The charge was leveled by Chris Gaubatz, a "national security consultant" who has moonlighted as an undercover agitator of Muslim groups that he accuses of being terrorist outfits, and it was directed at Reps. Keith Ellison (D-Minn.) and André Carson (D-Ind.). At the heart of his accusation is the attendance by those two members at a 2008 convention hosted by the Islamic Society of North America -- a Muslim umbrella group, which Gaubatz claims is a front for the Muslim Brotherhood.
"I attended a convention in Columbus, Ohio, in 2008, organized by Muslim Brotherhood group, ISNA, and both the Department of Homeland Security, and the Department of Justice Federal Bureau of Prisons had recruitment and outreach booths," Gaubatz said in his testimony. "Both Congressman Keith Ellison, MN, and Andre Carson, IN, spoke at the Muslim Brotherhood event."
Allegations that Ellison and Carson are secret Muslim agents with extremist leanings are usually found among fringe groups online, often discussed in dire tones on poorly designed websites. Rarely, if ever, do such sentiments get read into congressional testimony, with the imprimatur that offers.
Responsibility for this rare instance lies with Sen. Ted Cruz (R-Texas), who oversaw the hearing as chairman of the Judiciary Subcommittee on Oversight, Agency Action, Federal Rights and Federal Courts and whose staff likely saw the testimonies of the witnesses.
Sen. Amy Klobuchar (D-Minn.) later addressed Tuesday's hearing and defended Ellison.
"He is my congressman. He is a man of great patriotism," she said, adding that he has advocated for additional funding for efforts to detect what attracts young people to join terrorist groups.
An aide to Ellison confirmed that he did attend the 2008 ISNA convention. He's gone to a few of the group's conventions, in fact. Carson's office didn't return a request for comment. But news reports show that both he and Carson led a discussion at the 2008 convention on how to mobilize Muslims politically. President Barack Obama has addressed the group as well, though only via a video recording.
Critics of ISNA have insisted that these politicians have either turned a blind eye to -- or explicitly embraced -- the group's affiliation with the Muslim Brotherhood, an affiliation that is based on ties some of the founding ISNA members have allegedly had to the hard-line religious organization. ISNA has long insisted that no such connection has ever existed.
"I can definitely tell you we are not Muslim Brotherhood. We are not affiliated with them at all and never were," said Faryal Khatri, an official with ISNA. "That much I can reassure you."

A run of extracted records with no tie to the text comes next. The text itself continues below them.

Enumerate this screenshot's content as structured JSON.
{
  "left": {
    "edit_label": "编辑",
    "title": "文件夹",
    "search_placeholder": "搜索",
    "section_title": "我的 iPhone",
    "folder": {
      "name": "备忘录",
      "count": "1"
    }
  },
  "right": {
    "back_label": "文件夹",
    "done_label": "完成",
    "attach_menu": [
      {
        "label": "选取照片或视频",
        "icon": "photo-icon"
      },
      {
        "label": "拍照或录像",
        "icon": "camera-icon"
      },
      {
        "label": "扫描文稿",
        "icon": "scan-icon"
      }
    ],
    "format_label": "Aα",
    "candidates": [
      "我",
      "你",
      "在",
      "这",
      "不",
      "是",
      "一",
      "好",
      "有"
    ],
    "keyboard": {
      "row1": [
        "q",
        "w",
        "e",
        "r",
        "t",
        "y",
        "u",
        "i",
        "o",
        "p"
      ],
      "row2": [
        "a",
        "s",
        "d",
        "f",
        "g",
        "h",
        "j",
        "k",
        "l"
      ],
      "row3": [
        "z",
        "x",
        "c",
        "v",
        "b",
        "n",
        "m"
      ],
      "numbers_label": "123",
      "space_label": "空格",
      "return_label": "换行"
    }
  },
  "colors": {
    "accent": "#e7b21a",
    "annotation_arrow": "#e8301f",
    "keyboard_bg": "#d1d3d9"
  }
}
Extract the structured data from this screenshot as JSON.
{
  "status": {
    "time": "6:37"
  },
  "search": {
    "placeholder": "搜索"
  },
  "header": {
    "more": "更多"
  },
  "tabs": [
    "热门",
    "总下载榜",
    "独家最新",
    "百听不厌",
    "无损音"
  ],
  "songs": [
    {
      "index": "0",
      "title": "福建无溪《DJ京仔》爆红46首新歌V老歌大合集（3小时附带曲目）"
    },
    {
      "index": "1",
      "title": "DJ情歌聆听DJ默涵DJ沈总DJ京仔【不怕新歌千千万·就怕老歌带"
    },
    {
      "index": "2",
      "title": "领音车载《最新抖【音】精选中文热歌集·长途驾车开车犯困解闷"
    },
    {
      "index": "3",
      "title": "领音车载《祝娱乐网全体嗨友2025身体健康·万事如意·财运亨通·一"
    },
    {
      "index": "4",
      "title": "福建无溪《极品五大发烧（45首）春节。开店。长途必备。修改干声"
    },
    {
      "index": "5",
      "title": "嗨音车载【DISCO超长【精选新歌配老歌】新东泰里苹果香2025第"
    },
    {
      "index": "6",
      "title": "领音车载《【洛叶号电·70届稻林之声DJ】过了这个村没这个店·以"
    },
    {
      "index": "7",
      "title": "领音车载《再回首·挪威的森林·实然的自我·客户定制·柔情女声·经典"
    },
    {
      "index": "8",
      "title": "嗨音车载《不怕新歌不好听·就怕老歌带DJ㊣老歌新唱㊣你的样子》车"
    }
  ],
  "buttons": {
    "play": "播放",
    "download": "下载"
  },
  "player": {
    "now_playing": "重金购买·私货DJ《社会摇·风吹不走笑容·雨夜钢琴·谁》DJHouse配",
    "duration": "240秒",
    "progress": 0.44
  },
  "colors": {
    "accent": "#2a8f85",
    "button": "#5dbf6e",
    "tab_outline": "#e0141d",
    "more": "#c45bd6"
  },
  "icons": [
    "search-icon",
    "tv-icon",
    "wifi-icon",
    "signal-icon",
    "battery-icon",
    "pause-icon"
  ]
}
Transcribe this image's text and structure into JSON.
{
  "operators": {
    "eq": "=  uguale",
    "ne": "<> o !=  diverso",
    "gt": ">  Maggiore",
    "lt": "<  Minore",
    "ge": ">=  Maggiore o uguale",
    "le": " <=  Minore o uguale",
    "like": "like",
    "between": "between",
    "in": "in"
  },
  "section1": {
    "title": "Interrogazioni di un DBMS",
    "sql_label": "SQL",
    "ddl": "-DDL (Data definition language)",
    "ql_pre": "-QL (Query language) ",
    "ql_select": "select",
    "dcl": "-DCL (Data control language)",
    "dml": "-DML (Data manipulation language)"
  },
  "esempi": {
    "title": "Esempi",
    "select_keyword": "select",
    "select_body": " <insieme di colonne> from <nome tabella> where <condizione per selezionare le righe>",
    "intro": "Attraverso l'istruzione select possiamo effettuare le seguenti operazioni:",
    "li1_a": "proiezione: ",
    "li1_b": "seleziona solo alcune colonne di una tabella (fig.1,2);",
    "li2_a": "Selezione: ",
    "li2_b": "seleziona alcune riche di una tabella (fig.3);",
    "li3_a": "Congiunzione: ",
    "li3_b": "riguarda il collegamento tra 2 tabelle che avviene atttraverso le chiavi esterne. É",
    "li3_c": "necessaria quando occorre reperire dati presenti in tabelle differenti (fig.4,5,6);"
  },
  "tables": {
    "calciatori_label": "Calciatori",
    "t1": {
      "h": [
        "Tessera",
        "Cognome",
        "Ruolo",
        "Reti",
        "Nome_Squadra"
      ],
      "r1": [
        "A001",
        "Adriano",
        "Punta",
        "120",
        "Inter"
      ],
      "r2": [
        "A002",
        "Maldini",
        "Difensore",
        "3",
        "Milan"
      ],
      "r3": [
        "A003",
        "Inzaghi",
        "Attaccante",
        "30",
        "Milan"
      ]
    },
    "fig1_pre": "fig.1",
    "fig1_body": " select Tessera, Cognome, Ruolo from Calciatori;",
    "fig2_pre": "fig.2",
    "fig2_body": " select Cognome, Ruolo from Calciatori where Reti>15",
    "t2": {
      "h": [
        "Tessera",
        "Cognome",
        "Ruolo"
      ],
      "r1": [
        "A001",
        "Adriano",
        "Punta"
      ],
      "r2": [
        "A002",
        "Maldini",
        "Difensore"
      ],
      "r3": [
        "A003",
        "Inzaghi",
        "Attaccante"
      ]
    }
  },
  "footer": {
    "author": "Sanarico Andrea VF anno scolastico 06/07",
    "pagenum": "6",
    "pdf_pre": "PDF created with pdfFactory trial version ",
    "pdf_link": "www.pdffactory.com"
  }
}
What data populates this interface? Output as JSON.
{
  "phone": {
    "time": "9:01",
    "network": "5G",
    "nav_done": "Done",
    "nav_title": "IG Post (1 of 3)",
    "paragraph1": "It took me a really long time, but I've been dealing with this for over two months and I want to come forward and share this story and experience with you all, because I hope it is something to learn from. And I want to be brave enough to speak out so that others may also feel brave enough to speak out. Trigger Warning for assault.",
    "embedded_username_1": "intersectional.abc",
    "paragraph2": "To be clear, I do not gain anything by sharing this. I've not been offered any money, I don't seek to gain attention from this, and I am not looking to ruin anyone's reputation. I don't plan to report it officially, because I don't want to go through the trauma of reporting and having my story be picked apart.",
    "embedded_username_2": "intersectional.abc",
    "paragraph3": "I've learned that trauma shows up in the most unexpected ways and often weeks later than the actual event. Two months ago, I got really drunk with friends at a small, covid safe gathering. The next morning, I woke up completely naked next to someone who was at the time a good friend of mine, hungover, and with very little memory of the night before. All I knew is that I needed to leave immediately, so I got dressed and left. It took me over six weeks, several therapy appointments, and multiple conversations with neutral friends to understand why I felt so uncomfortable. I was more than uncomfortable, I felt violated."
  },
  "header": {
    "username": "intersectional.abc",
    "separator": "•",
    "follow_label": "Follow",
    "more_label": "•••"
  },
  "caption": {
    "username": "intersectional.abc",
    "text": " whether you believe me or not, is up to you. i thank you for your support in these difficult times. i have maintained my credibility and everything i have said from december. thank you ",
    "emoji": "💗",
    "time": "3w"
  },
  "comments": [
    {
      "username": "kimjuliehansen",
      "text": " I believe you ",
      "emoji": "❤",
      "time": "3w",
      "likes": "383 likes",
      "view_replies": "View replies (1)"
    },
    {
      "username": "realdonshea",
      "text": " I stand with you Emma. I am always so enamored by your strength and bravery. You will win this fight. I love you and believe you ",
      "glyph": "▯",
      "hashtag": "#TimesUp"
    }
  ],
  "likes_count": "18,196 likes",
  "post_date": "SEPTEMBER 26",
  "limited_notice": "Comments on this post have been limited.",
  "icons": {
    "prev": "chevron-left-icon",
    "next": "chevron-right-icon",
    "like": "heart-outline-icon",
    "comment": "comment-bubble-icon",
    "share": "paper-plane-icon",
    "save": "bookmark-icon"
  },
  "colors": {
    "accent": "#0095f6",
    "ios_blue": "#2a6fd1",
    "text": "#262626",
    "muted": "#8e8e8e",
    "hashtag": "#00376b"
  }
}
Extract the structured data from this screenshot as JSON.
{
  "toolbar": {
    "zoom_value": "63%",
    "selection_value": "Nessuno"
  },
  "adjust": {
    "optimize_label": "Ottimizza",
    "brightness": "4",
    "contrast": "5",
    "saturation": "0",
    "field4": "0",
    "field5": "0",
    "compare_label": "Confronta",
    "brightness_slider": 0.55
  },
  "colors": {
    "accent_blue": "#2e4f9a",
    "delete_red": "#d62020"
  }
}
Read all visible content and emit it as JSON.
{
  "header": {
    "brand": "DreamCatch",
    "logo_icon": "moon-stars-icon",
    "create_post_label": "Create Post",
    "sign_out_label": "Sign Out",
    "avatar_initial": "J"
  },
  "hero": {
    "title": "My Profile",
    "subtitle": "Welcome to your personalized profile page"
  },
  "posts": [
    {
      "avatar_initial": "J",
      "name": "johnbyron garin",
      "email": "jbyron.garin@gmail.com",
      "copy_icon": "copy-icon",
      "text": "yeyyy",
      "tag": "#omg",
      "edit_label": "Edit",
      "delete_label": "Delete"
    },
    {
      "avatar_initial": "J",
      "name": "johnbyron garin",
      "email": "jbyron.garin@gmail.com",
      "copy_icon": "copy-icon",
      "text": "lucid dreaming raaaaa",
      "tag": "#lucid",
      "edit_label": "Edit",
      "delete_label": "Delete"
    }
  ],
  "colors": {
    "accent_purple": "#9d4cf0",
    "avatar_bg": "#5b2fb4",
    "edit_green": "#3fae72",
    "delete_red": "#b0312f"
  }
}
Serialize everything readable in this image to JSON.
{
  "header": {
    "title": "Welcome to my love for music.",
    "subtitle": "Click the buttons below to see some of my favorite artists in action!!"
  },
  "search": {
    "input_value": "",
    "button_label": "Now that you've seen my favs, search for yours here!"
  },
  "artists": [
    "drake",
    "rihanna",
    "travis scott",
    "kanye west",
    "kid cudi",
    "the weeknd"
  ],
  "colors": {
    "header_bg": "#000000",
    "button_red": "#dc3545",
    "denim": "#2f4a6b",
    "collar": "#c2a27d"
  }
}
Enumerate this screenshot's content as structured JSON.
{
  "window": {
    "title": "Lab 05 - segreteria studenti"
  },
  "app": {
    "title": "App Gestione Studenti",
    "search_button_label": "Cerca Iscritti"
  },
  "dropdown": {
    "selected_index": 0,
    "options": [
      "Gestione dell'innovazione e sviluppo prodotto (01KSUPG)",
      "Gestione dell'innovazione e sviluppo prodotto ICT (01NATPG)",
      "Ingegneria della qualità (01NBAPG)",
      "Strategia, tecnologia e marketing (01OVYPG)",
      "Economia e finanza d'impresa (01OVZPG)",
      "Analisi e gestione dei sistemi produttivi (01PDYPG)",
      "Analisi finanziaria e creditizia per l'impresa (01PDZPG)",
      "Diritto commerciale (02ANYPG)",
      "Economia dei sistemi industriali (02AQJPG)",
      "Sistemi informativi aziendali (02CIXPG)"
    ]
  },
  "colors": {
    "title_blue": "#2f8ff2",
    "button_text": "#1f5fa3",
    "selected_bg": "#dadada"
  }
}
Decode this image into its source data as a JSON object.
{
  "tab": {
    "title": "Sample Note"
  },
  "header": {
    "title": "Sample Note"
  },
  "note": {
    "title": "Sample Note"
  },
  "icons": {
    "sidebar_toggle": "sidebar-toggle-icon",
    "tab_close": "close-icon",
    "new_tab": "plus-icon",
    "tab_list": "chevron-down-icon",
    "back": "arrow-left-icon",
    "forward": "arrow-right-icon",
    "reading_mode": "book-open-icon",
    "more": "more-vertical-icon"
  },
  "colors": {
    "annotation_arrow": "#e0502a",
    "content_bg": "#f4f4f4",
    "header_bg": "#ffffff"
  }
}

ISNA is not the only group targeted by Gaubatz. In 2009, he told Talking Points Memo that he obtained an internship with the Council on American-Islamic Relations as part of an effort to secretly collect evidence against the group to be used in a book written by his father. The book, “Muslim Mafia,” alleged that CAIR, a Muslim advocacy group that works to combat Islamophobia, was a front for the Muslim Brotherhood.
Cruz's office did not respond to a request for comment on Gaubatz’s allegations against Ellison and Carson or whether it had given either member a chance to respond. But the senator has displayed a tolerance for these kinds of conspiracy theories in the past.
Before he suspended his presidential campaign, Cruz appointed known Islamophobe Frank Gaffney to his team of national security advisers. Gaffney, now head of the Center for Security Policy, has objected to Ellison and Carson serving on the House Intelligence Committee because he believes their Muslim faith could compel them to leak information to the Muslim Brotherhood. He has also accused Hillary Clinton aide Huma Abedin, and conservative heavyweights Grover Norquist and Suhail Khan of being closeted Muslim Brotherhood members.
When asked about his controversial selection, Cruz defended Gaffney as a “serious thinker” focused on “fighting jihadism across the globe.”
This post has been updated with Klobuchar's statement.